= Denigés' reagent =

The Denigés' reagent is a reagent used for qualitative analysis. It was developed in 1898 by Georges Denigés (December 25, 1859-February 20, 1951), a French biochemist.

==Uses==
Denigés' reagent is used to detect isolefin or tertiary alcohols which can be easily dehydrated to form isoolefin in the presence of acid. Treatment of solutions containing either isolefin or tertiary alcohols with this reagent will result in the formation of a solid yellow or red precipitate.

==Synthesis==
Despite the different stoichiometry in these mixtures which varies the concentration of the reagent, they all follow the same idea of adding HgO to distilled water and concentrated sulfuric acid. The Denigés' reagent is ultimately mercury(II) sulfate in an aqueous solution.

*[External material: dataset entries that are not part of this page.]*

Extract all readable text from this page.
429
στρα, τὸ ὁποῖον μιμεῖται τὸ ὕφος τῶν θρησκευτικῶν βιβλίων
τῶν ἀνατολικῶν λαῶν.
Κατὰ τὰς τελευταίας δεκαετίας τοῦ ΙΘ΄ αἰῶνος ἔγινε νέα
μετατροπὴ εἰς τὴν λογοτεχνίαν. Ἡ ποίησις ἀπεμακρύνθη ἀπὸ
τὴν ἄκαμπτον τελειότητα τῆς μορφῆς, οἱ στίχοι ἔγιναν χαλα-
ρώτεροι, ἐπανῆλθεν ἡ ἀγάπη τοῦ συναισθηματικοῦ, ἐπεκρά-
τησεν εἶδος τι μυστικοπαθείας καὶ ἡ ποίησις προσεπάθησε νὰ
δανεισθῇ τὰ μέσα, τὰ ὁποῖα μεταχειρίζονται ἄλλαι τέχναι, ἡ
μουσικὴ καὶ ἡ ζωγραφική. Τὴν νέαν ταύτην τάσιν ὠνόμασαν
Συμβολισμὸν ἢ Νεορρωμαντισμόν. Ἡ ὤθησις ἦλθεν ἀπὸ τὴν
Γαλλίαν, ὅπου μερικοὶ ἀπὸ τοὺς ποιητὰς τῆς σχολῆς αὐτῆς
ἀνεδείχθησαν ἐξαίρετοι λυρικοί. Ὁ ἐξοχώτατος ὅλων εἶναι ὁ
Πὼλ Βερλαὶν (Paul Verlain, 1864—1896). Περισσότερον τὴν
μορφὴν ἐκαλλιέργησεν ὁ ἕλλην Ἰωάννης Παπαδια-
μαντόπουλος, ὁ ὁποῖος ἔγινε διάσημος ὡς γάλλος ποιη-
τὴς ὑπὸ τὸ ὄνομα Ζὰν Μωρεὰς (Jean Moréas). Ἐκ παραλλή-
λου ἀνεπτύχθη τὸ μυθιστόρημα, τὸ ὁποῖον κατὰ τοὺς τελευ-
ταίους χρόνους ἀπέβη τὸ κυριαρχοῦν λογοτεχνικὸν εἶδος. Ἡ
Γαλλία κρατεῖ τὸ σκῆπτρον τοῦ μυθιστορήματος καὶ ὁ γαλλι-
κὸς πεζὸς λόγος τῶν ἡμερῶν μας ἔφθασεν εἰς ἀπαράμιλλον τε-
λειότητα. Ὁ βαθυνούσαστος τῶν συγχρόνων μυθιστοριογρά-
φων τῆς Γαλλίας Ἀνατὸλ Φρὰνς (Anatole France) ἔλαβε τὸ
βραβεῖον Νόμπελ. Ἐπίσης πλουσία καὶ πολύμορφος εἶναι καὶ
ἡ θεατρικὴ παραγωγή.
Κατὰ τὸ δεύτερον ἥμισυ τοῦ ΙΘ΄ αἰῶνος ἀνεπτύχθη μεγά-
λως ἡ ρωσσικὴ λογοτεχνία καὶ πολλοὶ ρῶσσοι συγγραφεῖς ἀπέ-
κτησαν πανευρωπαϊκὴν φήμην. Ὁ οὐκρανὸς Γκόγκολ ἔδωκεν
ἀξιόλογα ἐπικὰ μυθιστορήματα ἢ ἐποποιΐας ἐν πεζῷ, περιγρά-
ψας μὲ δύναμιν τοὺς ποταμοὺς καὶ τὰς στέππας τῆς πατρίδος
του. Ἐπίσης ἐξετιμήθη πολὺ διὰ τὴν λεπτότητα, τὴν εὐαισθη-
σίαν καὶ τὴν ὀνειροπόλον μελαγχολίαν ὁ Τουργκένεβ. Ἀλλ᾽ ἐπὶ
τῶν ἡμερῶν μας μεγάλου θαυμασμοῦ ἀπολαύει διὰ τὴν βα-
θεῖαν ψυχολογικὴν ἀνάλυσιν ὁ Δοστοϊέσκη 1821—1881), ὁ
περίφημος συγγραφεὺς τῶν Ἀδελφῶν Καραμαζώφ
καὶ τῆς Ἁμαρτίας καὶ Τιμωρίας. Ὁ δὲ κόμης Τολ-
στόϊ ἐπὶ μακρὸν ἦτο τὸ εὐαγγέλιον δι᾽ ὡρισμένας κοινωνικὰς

- 5 grams of mercury(II) oxide (HgO) is dissolved in 40 mL of distilled water. The mixture is slowly stirred, while 20 mL of concentrated sulfuric acid is added. After adding another 40 mL of distilled water, the solution is stirred until the HgO is completely dissolved.
- The Denigés' reagent can also be prepared by dissolving 5 grams of HgO in 20 mL of concentrated sulfuric acid and 100 mL of distilled water.
- The Denigés' reagent can be modified by using nitric acid in place of sulfuric acid

==Health issues==
Inhalation of the Denigés' reagent can result in acute poisoning: causing tightness in the chest, difficulties breathing, coughing and pain. Exposure of mercury sulfate to the eyes can cause ulceration of conjunctiva and cornea. If mercury sulfate is exposed to the skin it may cause sensitization dermatitis. Lastly, ingestion of mercury sulfate will cause necrosis, pain, vomiting, and severe purging. Ingestion can result in death within a few hours due to peripheral vascular collapse.